Querido Murphy !dejame En Paz! Eva M Soler ... Access

La mañana de Eva comenzó con el sonido seco de un cristal rompiéndose. No era un buen presagio. Al parecer, la gravedad había decidido ensañarse con su taza favorita justo el día de la entrevista más importante de su carrera.

Primero fue el ascensor bloqueado. Luego, el autobús que decidió pasar tres minutos antes de lo previsto, dejándola envuelta en una nube de humo diésel. Y finalmente, la lluvia. Una lluvia repentina, torrencial y personalizada que parecía seguirla solo a ella mientras buscaba un taxi inexistente.

—¿En serio, Murphy? ¿Hoy? —susurró Eva, mirando los restos de cerámica en el suelo. Querido Murphy !Dejame En Paz! Eva M Soler ...

—Querido Murphy —dijo en voz alta, ignorando las miradas de los transeúntes—, ¡déjame en paz de una vez! Ya has tenido tu diversión. Déjame esto a mí.

¿Te gustaría que de la historia o que exploremos algún desastre específico más para Eva? La mañana de Eva comenzó con el sonido

Aquí tienes una historia inspirada en el concepto de lidiar con el persistente "Murphy" en la vida cotidiana. Querido Murphy: ¡Déjame en paz!
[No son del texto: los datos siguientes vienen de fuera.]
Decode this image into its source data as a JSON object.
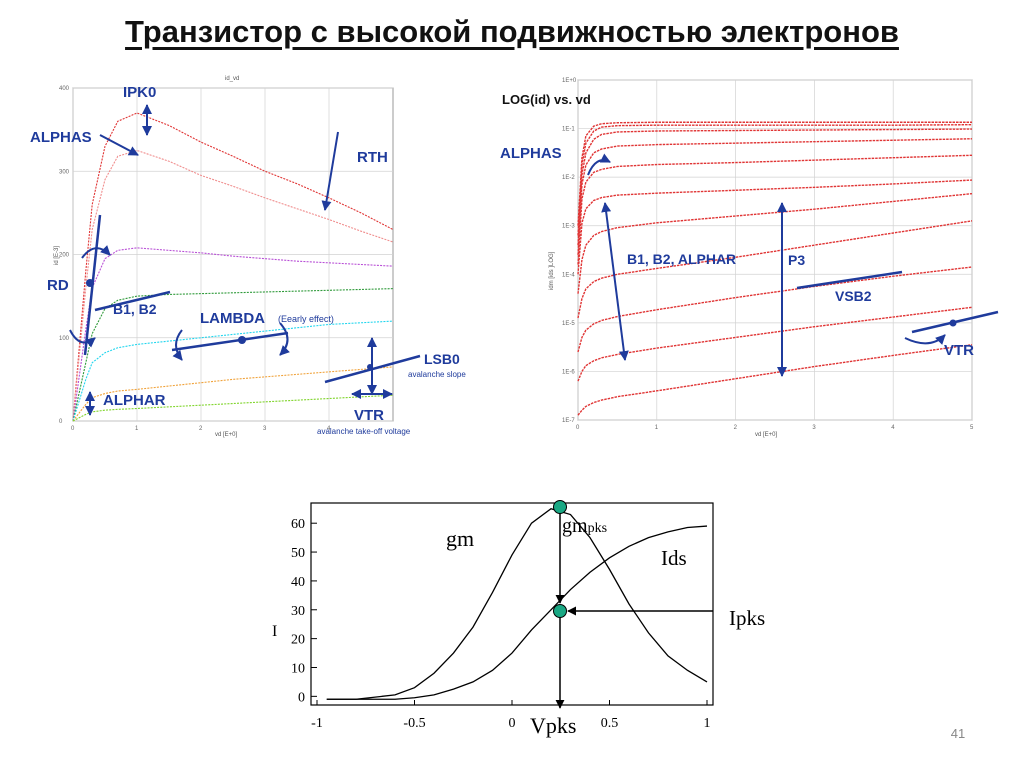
{
  "slide": {
    "title": "Транзистор с высокой подвижностью электронов",
    "page_number": "41"
  },
  "colors": {
    "param_text": "#1f3b9c",
    "curve_red": "#e03434",
    "curve_pink": "#f08e8e",
    "curve_purple": "#b84fd6",
    "curve_green": "#2f9a3a",
    "curve_cyan": "#22d6ee",
    "curve_orange": "#f0a23a",
    "curve_lime": "#7fd42a",
    "grid": "#d2d2d2",
    "node_fill": "#1aa884"
  },
  "chart_data": [
    {
      "type": "line",
      "panel": "left",
      "header": "id_vd",
      "xlabel": "vd [E+0]",
      "ylabel": "id [E-3]",
      "x_ticks": [
        "0",
        "1",
        "2",
        "3",
        "4"
      ],
      "y_ticks": [
        "0",
        "100",
        "200",
        "300",
        "400"
      ],
      "xlim": [
        0,
        5
      ],
      "ylim": [
        0,
        400
      ],
      "grid": true,
      "x": [
        0,
        0.1,
        0.2,
        0.3,
        0.5,
        0.7,
        1.0,
        1.5,
        2.0,
        2.5,
        3.0,
        3.5,
        4.0,
        4.5,
        5.0
      ],
      "series": [
        {
          "color": "curve_red",
          "values": [
            0,
            90,
            180,
            260,
            330,
            360,
            370,
            355,
            335,
            318,
            300,
            285,
            268,
            250,
            230
          ]
        },
        {
          "color": "curve_pink",
          "values": [
            0,
            80,
            160,
            230,
            290,
            318,
            325,
            312,
            295,
            282,
            268,
            255,
            242,
            228,
            215
          ]
        },
        {
          "color": "curve_purple",
          "values": [
            0,
            55,
            110,
            160,
            195,
            205,
            208,
            205,
            202,
            198,
            195,
            192,
            190,
            188,
            186
          ]
        },
        {
          "color": "curve_green",
          "values": [
            0,
            35,
            70,
            105,
            135,
            145,
            150,
            152,
            153,
            154,
            155,
            156,
            157,
            158,
            159
          ]
        },
        {
          "color": "curve_cyan",
          "values": [
            0,
            25,
            50,
            70,
            82,
            88,
            92,
            96,
            100,
            104,
            108,
            112,
            116,
            118,
            120
          ]
        },
        {
          "color": "curve_orange",
          "values": [
            0,
            10,
            20,
            28,
            33,
            36,
            38,
            42,
            46,
            50,
            53,
            56,
            59,
            62,
            65
          ]
        },
        {
          "color": "curve_lime",
          "values": [
            0,
            4,
            8,
            11,
            13,
            14,
            15,
            17,
            19,
            21,
            23,
            25,
            27,
            29,
            31
          ]
        }
      ],
      "annotations": [
        "IPK0",
        "ALPHAS",
        "RTH",
        "RD",
        "B1, B2",
        "LAMBDA",
        "(Eearly effect)",
        "LSB0",
        "avalanche slope",
        "ALPHAR",
        "VTR",
        "avalanche take-off voltage"
      ]
    },
    {
      "type": "line",
      "panel": "right",
      "title": "LOG(id) vs. vd",
      "xlabel": "vd [E+0]",
      "ylabel": "idm [ids ]LOG]",
      "x_ticks": [
        "0",
        "1",
        "2",
        "3",
        "4",
        "5"
      ],
      "y_ticks": [
        "1E+0",
        "1E-1",
        "1E-2",
        "1E-3",
        "1E-4",
        "1E-5",
        "1E-6",
        "1E-7"
      ],
      "xlim": [
        0,
        5
      ],
      "log_y": true,
      "ylim_exponent": [
        -7,
        0
      ],
      "grid": true,
      "x": [
        0,
        0.05,
        0.1,
        0.2,
        0.3,
        0.5,
        1,
        2,
        3,
        4,
        5
      ],
      "series_log10": [
        [
          -3.0,
          -1.6,
          -1.15,
          -0.95,
          -0.9,
          -0.88,
          -0.87,
          -0.87,
          -0.87,
          -0.87,
          -0.87
        ],
        [
          -3.2,
          -1.75,
          -1.3,
          -1.05,
          -0.97,
          -0.94,
          -0.93,
          -0.93,
          -0.93,
          -0.93,
          -0.92
        ],
        [
          -3.4,
          -1.95,
          -1.5,
          -1.22,
          -1.12,
          -1.07,
          -1.05,
          -1.04,
          -1.03,
          -1.02,
          -1.01
        ],
        [
          -3.6,
          -2.15,
          -1.75,
          -1.5,
          -1.42,
          -1.36,
          -1.33,
          -1.3,
          -1.27,
          -1.24,
          -1.21
        ],
        [
          -3.8,
          -2.45,
          -2.1,
          -1.9,
          -1.84,
          -1.78,
          -1.74,
          -1.7,
          -1.65,
          -1.6,
          -1.55
        ],
        [
          -4.0,
          -2.95,
          -2.65,
          -2.48,
          -2.42,
          -2.37,
          -2.33,
          -2.27,
          -2.21,
          -2.14,
          -2.06
        ],
        [
          -4.4,
          -3.7,
          -3.4,
          -3.2,
          -3.12,
          -3.04,
          -2.94,
          -2.8,
          -2.66,
          -2.5,
          -2.34
        ],
        [
          -4.9,
          -4.5,
          -4.3,
          -4.15,
          -4.08,
          -4.0,
          -3.88,
          -3.65,
          -3.4,
          -3.15,
          -2.9
        ],
        [
          -5.6,
          -5.3,
          -5.15,
          -5.02,
          -4.95,
          -4.87,
          -4.73,
          -4.48,
          -4.25,
          -4.04,
          -3.85
        ],
        [
          -6.2,
          -6.0,
          -5.88,
          -5.78,
          -5.72,
          -5.65,
          -5.52,
          -5.3,
          -5.08,
          -4.88,
          -4.68
        ],
        [
          -6.9,
          -6.8,
          -6.72,
          -6.64,
          -6.59,
          -6.52,
          -6.4,
          -6.15,
          -5.9,
          -5.67,
          -5.45
        ]
      ],
      "annotations": [
        "ALPHAS",
        "B1, B2, ALPHAR",
        "P3",
        "VSB2",
        "VTR"
      ]
    },
    {
      "type": "line",
      "panel": "bottom",
      "ylabel": "I",
      "x_ticks": [
        "-1",
        "-0.5",
        "0",
        "0.5",
        "1"
      ],
      "y_ticks": [
        "0",
        "10",
        "20",
        "30",
        "40",
        "50",
        "60"
      ],
      "xlim": [
        -1,
        1
      ],
      "ylim": [
        -3,
        67
      ],
      "grid": false,
      "x": [
        -0.95,
        -0.8,
        -0.6,
        -0.5,
        -0.4,
        -0.3,
        -0.2,
        -0.1,
        0.0,
        0.1,
        0.2,
        0.3,
        0.4,
        0.5,
        0.6,
        0.7,
        0.8,
        0.9,
        1.0
      ],
      "series": [
        {
          "name": "gm",
          "values": [
            -1,
            -1,
            0.5,
            3,
            8,
            15,
            24,
            36,
            49,
            60,
            65,
            63,
            55,
            44,
            32,
            22,
            14,
            9,
            5
          ]
        },
        {
          "name": "Ids",
          "values": [
            -1,
            -1,
            -1,
            -0.5,
            0.5,
            2.5,
            5,
            9,
            15,
            23,
            30,
            37,
            43,
            48,
            52,
            55,
            57,
            58.5,
            59
          ]
        }
      ],
      "markers": [
        {
          "label": "gmpks",
          "x": 0.2,
          "y": 65
        },
        {
          "label": "Ipks",
          "x": 0.2,
          "y": 30
        }
      ],
      "annotations": [
        "gm",
        "gm",
        "pks",
        "Ids",
        "Ipks",
        "Vpks",
        "I"
      ]
    }
  ]
}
—Sé lo que parece —dijo ella, sentándose con una confianza que no sabía que tenía—. Pero si soy capaz de llegar a esta oficina a tiempo después de que el universo entero intentara detenerme, imagine lo que puedo hacer por su empresa cuando las cosas se pongan difíciles. Primero fue el ascensor bloqueado

Eva conocía bien al "Sr. Murphy". No era un fantasma, sino esa ley invisible que dictaba que si algo podía salir mal, saldría mal, y preferiblemente en el momento más inoportuno. Se vistió con su mejor traje blanco, esquivando el café con la agilidad de un ninja, y salió de casa con diez minutos de antelación. El universo, sin embargo, tenía otros planes.